How Testability Supports Your Agility
Maschinenhaus
September 6, 2022 4:15 PM
…or the other way around: If your code and architecture aren't designed for testability, there easily might arise problems in your agile, continuous workflow. So it might help to know some patterns and anti-patterns regarding testability, even as someone who isn't deeply into coding – you will be able to ask your teams suitable questions to help them find better testable implementations.
So much for the TL'DR, here's the longer story:
Some software development teams are more agile than others, for a number of reasons. While working with many teams during the last decade, I observed a recurring pattern: Teams (and products) with good, fast testautomation often deliver better solutions sooner, while keeping a better team spirit – a combination that many agile coaches wish for their teams. But how do some teams achieve good testautomation, while others struggle for years?
In my experience, this depends on if the code is easily testable or not. You might know programming practices like test-driven development (TDD) which yield better designed - testable - code. But there are some architectural patterns as well that support easier testing with fast-feedback loops.

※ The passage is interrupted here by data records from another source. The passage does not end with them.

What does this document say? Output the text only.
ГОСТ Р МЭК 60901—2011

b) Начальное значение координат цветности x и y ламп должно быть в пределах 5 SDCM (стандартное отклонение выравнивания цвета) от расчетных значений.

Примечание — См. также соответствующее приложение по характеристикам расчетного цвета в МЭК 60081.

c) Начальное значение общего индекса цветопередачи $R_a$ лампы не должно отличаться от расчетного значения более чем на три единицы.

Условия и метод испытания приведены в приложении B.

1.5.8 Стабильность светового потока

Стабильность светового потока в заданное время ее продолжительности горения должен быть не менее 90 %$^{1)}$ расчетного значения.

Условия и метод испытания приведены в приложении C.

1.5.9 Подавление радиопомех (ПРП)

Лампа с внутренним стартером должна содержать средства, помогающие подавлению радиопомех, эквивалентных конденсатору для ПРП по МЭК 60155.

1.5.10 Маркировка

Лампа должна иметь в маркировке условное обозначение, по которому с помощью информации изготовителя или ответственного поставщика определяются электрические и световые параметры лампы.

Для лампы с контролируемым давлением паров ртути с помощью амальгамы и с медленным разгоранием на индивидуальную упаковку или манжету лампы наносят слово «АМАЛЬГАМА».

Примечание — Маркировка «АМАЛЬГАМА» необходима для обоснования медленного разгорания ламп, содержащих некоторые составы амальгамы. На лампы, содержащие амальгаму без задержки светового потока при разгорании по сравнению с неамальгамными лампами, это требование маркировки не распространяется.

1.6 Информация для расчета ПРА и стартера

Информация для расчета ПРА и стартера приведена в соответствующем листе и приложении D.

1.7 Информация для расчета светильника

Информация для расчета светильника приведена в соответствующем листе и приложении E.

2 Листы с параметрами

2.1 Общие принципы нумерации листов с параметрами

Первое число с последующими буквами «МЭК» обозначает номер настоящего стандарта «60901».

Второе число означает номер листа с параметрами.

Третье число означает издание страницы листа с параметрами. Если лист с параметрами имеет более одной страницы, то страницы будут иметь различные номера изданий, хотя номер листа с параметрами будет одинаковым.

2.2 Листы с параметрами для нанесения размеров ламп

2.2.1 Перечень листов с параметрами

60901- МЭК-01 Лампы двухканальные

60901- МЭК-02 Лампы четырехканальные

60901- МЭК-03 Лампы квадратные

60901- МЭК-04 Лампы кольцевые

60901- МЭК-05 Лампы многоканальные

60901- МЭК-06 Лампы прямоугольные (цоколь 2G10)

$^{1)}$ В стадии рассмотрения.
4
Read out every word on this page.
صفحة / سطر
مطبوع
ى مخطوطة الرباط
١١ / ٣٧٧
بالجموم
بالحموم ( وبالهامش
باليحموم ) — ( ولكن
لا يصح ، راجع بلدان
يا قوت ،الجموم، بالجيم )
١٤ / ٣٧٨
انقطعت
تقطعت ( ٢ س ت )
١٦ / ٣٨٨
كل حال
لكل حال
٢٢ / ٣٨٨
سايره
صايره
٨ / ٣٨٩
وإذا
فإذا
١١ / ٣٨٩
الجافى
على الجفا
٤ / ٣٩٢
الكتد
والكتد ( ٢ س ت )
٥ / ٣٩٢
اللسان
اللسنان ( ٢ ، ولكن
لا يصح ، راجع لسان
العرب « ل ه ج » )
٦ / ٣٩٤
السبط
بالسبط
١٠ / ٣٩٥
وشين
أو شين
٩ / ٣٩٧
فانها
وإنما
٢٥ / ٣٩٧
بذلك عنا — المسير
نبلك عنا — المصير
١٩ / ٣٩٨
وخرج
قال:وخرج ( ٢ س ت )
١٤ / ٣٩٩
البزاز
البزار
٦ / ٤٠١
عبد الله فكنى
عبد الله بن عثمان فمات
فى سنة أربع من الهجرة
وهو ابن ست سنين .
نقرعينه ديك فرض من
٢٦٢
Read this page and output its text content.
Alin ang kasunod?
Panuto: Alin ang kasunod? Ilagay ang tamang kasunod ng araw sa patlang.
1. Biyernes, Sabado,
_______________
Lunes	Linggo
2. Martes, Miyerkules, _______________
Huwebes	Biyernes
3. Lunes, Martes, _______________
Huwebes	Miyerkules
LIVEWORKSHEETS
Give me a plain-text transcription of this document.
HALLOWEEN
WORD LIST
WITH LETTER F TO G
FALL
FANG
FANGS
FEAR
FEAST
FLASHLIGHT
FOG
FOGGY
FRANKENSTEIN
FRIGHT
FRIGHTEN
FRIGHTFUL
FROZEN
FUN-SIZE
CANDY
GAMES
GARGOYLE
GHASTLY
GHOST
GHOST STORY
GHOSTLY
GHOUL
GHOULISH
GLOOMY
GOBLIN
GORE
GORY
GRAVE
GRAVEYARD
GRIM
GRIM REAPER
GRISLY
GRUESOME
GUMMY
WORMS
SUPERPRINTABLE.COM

We'll have a look at what it means to separate business logic from integration code and what different architectural styles and patterns exist to reach this goal - and why this enables smaller and faster automated tests. To keep this broad topic as comprehensible as possible, you'll see simplified visualizations of the different architectural styles and code designs.
The goal of this session is that you get a basic understanding what distinguishes testable architectures and code designs from less testable ones. And why testability is a fundamental building block that enables true - continuous - agility.